Always interesting to check the trail cams you never know what you're going to find lots of coyote and mule deer on this one this is the first time I've had them combined









Sent from my SM-A520W using Tapatalk


----------



## pokeyjeeper (Sep 5, 2013)

Better get after them


----------



## cameroncook.21246 (Jul 6, 2018)

There were 5 coyotes in the previous picture.. as soon as they prime up ..

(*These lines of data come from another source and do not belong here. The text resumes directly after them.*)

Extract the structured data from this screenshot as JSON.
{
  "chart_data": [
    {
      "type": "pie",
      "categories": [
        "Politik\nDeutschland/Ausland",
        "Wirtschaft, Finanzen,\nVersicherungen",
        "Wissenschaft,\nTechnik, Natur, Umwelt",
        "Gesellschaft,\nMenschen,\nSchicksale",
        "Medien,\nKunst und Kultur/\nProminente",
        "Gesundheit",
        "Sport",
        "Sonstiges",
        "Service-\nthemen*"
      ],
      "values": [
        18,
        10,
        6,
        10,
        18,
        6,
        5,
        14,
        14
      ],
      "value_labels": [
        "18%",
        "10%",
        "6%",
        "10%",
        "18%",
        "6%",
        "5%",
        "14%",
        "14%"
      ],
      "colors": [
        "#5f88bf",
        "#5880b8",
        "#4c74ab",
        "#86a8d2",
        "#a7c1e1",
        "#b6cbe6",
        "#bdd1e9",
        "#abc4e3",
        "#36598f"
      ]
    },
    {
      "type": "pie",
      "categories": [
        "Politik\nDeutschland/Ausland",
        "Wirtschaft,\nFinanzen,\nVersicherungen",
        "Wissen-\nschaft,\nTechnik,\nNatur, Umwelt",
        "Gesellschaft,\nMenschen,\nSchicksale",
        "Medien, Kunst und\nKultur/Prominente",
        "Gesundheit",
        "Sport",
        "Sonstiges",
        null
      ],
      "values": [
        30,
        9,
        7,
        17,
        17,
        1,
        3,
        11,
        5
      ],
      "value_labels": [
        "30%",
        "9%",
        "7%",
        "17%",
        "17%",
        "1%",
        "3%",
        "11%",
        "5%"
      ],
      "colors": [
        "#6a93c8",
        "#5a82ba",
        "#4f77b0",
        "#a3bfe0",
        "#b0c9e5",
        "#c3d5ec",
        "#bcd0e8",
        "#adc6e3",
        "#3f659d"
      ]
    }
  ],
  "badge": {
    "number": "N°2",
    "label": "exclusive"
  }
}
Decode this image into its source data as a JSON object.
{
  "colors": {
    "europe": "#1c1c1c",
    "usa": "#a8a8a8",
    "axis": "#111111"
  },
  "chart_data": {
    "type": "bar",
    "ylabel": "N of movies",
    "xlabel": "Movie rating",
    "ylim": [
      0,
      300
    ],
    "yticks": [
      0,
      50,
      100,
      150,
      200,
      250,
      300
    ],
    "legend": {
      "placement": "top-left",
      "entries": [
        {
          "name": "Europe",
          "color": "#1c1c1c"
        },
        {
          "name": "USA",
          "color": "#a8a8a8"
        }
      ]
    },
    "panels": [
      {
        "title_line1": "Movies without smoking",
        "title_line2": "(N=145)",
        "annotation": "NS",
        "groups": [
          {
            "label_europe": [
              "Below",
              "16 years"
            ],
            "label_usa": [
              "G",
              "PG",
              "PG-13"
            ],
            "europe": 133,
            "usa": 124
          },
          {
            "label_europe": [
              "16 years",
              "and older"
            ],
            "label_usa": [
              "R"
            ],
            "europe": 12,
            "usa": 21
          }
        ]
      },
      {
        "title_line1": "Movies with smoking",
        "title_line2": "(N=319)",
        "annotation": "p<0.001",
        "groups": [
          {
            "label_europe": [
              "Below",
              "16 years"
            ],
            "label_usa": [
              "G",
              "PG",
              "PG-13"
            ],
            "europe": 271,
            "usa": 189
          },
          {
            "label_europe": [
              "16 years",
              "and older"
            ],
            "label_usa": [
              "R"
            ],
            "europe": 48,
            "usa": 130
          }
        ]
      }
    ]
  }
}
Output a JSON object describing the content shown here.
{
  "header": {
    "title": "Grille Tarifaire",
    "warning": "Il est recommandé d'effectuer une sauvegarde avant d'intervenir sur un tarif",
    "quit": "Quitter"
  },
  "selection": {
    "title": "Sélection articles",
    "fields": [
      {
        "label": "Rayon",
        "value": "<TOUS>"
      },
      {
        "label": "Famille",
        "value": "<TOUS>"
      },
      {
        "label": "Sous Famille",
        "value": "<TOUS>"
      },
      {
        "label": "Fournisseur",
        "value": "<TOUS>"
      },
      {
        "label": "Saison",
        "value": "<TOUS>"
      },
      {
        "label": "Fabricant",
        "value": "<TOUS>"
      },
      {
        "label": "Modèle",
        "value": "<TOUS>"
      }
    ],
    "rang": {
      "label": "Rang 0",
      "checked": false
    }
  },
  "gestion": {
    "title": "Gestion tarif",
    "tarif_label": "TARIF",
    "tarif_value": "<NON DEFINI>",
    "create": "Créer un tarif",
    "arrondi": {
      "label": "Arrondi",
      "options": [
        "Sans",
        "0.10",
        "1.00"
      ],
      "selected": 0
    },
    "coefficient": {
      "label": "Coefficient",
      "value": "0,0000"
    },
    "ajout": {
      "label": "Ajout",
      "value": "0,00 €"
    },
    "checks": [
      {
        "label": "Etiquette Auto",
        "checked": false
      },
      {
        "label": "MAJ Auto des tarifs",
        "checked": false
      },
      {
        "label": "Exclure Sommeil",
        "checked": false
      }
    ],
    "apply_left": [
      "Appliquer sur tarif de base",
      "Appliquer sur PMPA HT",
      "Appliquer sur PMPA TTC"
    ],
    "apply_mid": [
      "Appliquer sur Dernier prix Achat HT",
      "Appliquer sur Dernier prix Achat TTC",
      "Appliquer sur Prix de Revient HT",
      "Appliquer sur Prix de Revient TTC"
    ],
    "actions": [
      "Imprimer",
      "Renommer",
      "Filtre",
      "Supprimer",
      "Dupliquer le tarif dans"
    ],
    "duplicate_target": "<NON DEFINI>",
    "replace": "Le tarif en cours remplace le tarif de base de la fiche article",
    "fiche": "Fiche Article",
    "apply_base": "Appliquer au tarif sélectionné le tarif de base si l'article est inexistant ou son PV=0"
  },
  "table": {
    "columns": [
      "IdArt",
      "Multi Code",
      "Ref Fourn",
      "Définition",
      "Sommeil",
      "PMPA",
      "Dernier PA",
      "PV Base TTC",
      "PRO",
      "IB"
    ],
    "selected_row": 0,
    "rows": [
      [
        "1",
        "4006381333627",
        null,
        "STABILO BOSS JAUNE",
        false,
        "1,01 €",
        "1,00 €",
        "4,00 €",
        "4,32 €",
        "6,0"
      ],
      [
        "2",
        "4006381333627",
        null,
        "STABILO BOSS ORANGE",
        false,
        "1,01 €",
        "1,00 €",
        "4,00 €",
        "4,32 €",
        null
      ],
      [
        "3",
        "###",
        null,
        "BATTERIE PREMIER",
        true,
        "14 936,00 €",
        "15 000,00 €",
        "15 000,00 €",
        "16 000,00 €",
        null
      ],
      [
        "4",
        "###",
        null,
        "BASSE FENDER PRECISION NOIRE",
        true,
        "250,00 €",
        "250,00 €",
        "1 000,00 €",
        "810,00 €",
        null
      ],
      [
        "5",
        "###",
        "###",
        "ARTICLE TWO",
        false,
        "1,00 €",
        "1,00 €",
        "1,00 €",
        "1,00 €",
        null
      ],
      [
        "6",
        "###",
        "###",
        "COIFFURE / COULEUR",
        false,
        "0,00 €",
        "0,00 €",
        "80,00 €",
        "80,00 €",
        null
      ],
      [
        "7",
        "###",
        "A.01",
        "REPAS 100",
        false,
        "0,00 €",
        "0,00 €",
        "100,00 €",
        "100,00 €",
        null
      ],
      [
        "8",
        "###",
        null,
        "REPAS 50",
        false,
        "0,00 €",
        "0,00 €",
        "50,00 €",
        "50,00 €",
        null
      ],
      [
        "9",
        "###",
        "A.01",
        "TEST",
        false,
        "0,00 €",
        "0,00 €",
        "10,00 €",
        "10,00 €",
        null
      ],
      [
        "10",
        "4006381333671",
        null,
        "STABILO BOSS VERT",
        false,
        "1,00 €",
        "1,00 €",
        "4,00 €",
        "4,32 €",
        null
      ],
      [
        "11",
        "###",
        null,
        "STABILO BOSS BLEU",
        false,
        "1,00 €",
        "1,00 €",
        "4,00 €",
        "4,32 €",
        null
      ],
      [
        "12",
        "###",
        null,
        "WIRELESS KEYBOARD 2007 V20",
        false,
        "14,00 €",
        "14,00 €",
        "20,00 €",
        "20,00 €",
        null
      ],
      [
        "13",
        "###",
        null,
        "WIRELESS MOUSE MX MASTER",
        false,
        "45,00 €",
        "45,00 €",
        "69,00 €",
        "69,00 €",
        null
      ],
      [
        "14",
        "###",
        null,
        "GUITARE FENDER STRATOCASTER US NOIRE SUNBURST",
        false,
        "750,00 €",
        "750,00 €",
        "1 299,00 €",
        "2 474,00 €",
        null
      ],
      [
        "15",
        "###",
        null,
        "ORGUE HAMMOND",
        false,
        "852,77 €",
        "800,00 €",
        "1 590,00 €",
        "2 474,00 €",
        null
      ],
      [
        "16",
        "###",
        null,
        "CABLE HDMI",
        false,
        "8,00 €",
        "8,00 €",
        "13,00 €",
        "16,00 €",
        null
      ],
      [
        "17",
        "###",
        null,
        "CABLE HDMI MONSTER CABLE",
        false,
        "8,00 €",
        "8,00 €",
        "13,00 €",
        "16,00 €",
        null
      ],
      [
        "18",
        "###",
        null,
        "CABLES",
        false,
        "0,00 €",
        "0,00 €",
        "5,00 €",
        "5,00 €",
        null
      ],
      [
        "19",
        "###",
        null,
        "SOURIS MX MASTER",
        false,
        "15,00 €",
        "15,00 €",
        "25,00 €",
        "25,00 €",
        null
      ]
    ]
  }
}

Sent from my SM-A520W using Tapatalk


----------



## hassell (Feb 9, 2010)

Shoot em all. Good luck.


----------



## youngdon (Mar 10, 2010)

Nice pic.


----------



## C2C (Mar 17, 2012)

Still lots around ..a doe that raises a fan in this area deserves a medal ..also a surprise visitor























Sent from my SM-A520W using Tapatalk


----------



## SWAMPBUCK10PT (Apr 5, 2010)

*Thanks for sharing the pic's C2C-----------------------SKIP*


----------



## youngdon (Mar 10, 2010)

Nice pics Cam ! That coyotes days are numbered!


----------



## C2C (Mar 17, 2012)

Glad I put a camera in this spot for the summer , has given me a new spot to cover .Id love to set the fence here with snares but am afraid i'd catch alot of mule deer fawns , so I will set back farther on incoming trails and hope my breakaways do their thing . I'll start my snaring thread back up in about 6 weeks on the trapping discussion if you want to follow .


----------



## youngdon (Mar 10, 2010)

Oh you can bet I'll follow you. I really like the insights you give as to where and why you set snares where you do.


----------